INILAH.COM, Jakarta - PT Royal Oak Development Asia Tbk (RODA) membukukan rugi bersih mencapai Rp 10,5 miliar atau naik 4.070%, dibanding tahun sebelumnya yang hanya mencatat rugi bersih sebesar Rp 252 juta.
Demikian diungkapkan dalam laporan tertulis perseroan Jumat (10/7). Peningkatan rugi bersih yang signifikan tersebut, terjadi dikarenakan tingginya biaya operasional dan permintaan yang minim.

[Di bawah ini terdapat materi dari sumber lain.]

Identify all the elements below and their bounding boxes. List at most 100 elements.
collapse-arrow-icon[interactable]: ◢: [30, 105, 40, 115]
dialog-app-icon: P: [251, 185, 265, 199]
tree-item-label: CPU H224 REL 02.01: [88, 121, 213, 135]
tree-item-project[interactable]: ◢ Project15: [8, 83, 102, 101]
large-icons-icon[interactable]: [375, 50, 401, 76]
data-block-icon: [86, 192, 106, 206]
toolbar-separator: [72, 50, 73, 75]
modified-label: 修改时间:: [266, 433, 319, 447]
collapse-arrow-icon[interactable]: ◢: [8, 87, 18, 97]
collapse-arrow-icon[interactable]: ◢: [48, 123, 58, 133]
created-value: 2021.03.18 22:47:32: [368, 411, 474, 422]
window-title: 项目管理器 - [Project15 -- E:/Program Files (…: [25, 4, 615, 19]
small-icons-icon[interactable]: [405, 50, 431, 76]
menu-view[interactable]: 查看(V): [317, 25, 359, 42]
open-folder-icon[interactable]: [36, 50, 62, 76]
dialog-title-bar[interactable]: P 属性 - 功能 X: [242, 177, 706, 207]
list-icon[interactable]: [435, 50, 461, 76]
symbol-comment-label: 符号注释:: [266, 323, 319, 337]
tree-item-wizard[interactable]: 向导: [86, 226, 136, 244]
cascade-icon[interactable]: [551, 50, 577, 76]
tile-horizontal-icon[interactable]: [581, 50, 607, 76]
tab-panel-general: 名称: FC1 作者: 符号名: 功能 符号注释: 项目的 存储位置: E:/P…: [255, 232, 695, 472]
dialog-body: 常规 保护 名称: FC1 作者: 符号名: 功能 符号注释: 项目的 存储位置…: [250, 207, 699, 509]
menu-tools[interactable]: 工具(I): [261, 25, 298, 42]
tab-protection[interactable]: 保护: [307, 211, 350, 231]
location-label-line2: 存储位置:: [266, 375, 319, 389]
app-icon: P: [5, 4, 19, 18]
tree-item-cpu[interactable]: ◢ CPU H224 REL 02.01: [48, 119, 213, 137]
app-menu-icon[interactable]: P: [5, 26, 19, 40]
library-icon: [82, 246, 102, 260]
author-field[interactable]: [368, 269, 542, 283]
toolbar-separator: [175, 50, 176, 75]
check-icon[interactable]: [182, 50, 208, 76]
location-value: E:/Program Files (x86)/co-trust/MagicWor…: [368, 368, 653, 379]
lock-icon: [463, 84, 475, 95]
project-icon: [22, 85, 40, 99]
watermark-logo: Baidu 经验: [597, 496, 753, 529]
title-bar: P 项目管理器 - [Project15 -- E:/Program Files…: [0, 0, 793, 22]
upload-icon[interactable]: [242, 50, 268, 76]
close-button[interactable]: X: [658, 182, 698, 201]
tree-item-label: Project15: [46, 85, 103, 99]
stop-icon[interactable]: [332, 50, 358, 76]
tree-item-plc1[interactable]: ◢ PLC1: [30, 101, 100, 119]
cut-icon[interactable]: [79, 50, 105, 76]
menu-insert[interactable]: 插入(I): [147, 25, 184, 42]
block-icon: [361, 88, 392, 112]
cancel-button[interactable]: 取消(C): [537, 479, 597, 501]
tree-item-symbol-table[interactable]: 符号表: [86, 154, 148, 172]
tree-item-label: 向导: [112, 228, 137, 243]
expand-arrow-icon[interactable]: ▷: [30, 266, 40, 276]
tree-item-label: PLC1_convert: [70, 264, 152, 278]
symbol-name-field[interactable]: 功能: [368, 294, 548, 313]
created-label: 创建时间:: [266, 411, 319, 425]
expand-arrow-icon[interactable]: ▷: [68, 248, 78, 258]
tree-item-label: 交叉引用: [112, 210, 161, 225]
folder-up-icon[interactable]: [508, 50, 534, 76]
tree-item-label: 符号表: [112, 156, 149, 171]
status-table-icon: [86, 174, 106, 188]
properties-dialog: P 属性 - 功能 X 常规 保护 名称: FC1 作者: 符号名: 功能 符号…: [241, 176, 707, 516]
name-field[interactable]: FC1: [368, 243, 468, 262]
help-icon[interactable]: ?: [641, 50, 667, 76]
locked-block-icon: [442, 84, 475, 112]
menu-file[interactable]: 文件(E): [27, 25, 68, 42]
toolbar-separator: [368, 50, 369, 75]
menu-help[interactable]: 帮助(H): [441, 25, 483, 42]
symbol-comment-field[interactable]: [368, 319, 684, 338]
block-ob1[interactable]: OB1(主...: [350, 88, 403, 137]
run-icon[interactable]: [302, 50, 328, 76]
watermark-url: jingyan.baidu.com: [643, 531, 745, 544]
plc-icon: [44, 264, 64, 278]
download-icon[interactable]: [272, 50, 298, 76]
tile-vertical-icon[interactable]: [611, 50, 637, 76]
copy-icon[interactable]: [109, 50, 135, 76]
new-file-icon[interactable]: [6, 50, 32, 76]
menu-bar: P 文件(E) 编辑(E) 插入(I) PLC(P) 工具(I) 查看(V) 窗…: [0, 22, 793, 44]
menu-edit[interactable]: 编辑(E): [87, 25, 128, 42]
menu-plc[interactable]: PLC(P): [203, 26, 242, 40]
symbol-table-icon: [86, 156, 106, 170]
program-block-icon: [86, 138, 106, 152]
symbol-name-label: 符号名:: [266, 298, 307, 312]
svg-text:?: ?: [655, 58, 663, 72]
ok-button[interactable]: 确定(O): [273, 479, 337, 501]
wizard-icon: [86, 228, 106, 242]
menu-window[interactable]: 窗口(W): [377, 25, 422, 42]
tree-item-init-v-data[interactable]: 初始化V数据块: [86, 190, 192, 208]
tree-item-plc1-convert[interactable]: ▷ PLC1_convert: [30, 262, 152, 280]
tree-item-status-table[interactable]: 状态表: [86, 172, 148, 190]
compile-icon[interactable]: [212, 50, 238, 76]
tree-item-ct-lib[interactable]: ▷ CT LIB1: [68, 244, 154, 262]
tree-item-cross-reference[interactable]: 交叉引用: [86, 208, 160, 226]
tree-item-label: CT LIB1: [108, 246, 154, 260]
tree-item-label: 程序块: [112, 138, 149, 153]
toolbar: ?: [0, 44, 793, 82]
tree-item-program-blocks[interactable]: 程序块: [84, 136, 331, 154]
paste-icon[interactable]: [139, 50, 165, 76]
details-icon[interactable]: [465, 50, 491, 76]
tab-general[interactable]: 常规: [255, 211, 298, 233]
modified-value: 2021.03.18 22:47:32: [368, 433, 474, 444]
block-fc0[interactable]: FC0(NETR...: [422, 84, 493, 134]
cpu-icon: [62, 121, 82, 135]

Selain itu juga disebabkan adanya rugi selisih kurs bersih sebesar Rp 2,53 miliar.
Perseroan juga mencatatkan kenaikan rugi usaha sebesar 1.591%, dari Rp 573,36 menjadi Rp 9,7 miliar dan beban usaha sebesar 1.651%, dari Rp 2,1 miliar menjadi Rp 36,89 miliar.

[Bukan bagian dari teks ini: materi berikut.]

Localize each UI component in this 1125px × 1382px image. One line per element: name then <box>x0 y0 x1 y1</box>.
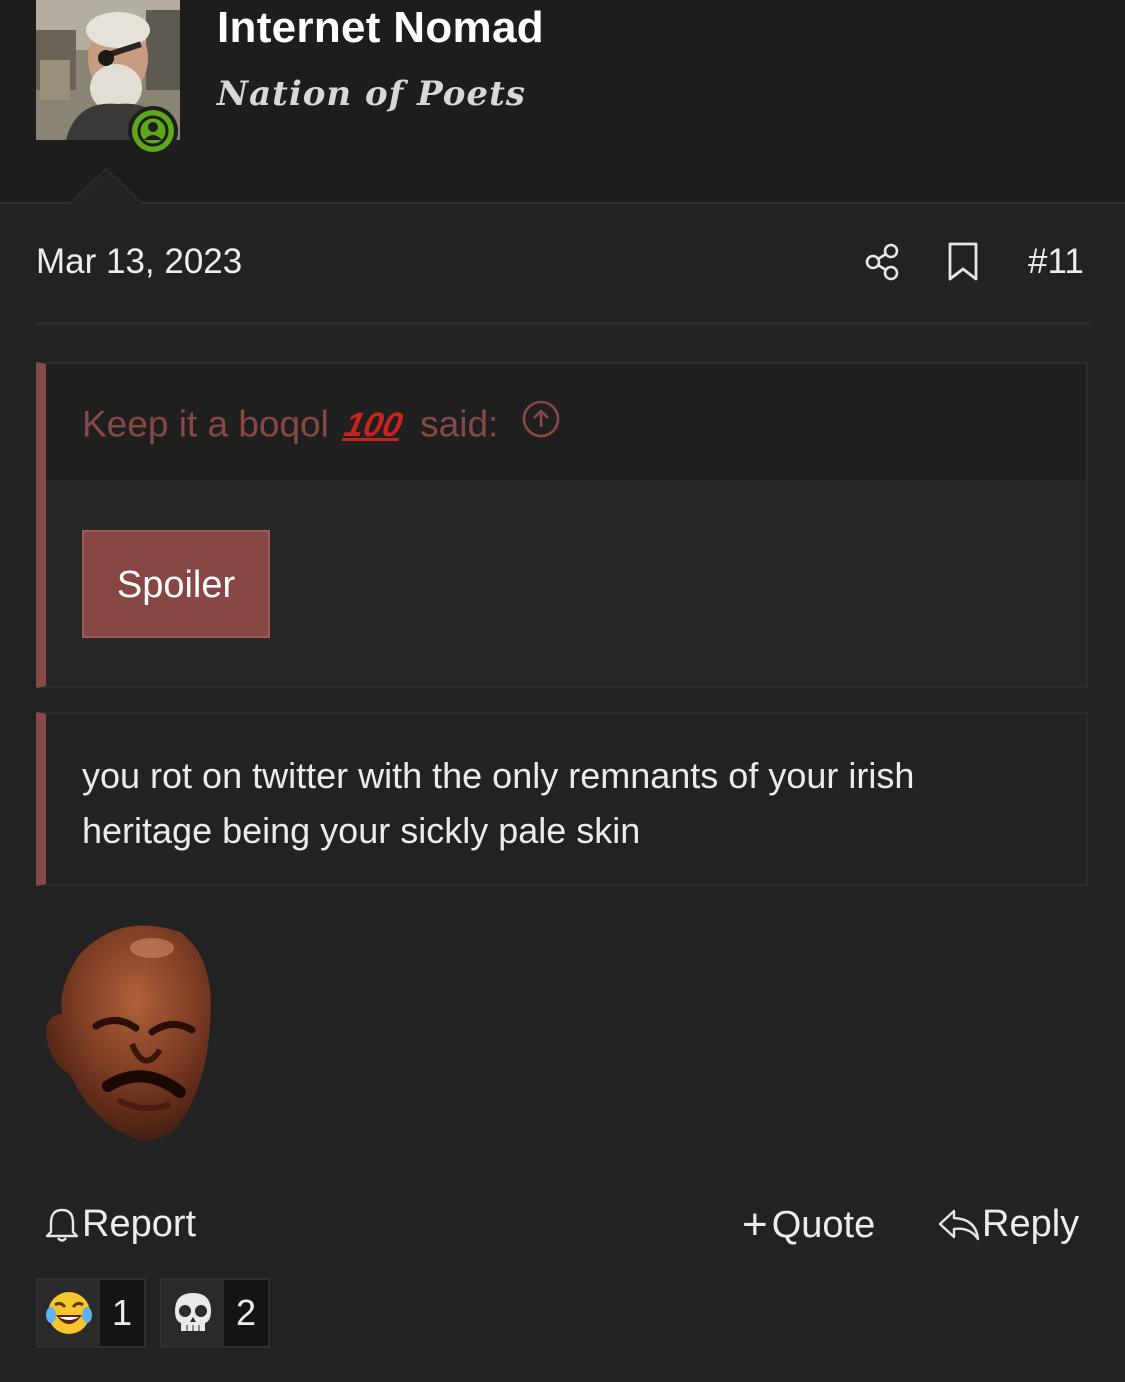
quote-said: said: <box>420 403 499 445</box>
post-date[interactable]: Mar 13, 2023 <box>36 242 242 282</box>
post-number[interactable]: #11 <box>1028 242 1084 282</box>
reaction-laugh[interactable]: 1 <box>36 1278 146 1348</box>
reaction-count: 2 <box>224 1280 268 1346</box>
report-link[interactable]: Report <box>42 1203 196 1246</box>
reply-link[interactable]: Reply <box>936 1203 1079 1246</box>
quote-link[interactable]: + Quote <box>742 1203 875 1247</box>
bell-icon <box>45 1208 79 1242</box>
reply-icon <box>938 1209 980 1240</box>
quote-attribution[interactable]: Keep it a boqol 100 said: <box>82 399 561 451</box>
username[interactable]: Internet Nomad <box>217 3 544 53</box>
reaction-skull[interactable]: 2 <box>160 1278 270 1348</box>
quote-header[interactable]: Keep it a boqol 100 said: <box>46 364 1086 480</box>
reply-label[interactable]: Reply <box>982 1203 1079 1246</box>
user-header: Internet Nomad Nation of Poets <box>0 0 1125 204</box>
quote-author[interactable]: Keep it a boqol <box>82 403 329 444</box>
quoted-text-block: you rot on twitter with the only remnant… <box>36 712 1088 886</box>
skull-emoji-icon <box>162 1280 224 1346</box>
quoted-text: you rot on twitter with the only remnant… <box>82 755 915 851</box>
arrow-up-circle-icon[interactable] <box>521 399 561 448</box>
laughing-tears-emoji-icon <box>38 1280 100 1346</box>
reaction-count: 1 <box>100 1280 144 1346</box>
hundred-points-icon: 100 <box>341 406 407 445</box>
quote-label[interactable]: Quote <box>772 1204 876 1247</box>
user-title: Nation of Poets <box>217 74 526 114</box>
crying-face-image[interactable] <box>40 914 216 1151</box>
quote-block: Keep it a boqol 100 said: Spoiler <box>36 362 1088 688</box>
online-status-badge <box>128 106 178 156</box>
share-icon[interactable] <box>864 242 902 287</box>
spoiler-button[interactable]: Spoiler <box>82 530 270 638</box>
report-label[interactable]: Report <box>82 1203 196 1246</box>
user-icon <box>137 115 169 147</box>
divider <box>36 322 1090 325</box>
bookmark-icon[interactable] <box>946 241 980 288</box>
plus-icon: + <box>742 1200 768 1249</box>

Kenaikan juga terjadi pada jumlah kewajiban sebesar 5.261%, dari Rp 3,42 miliar menjadi Rp 183,36 miliar. Kendati demikian, perseron masih mampu mencatatkan kenaikan pendapatan bersih sebesar 538%, dari Rp 8,13 miliar menjadi Rp 51,83 miliar. [mre/hid]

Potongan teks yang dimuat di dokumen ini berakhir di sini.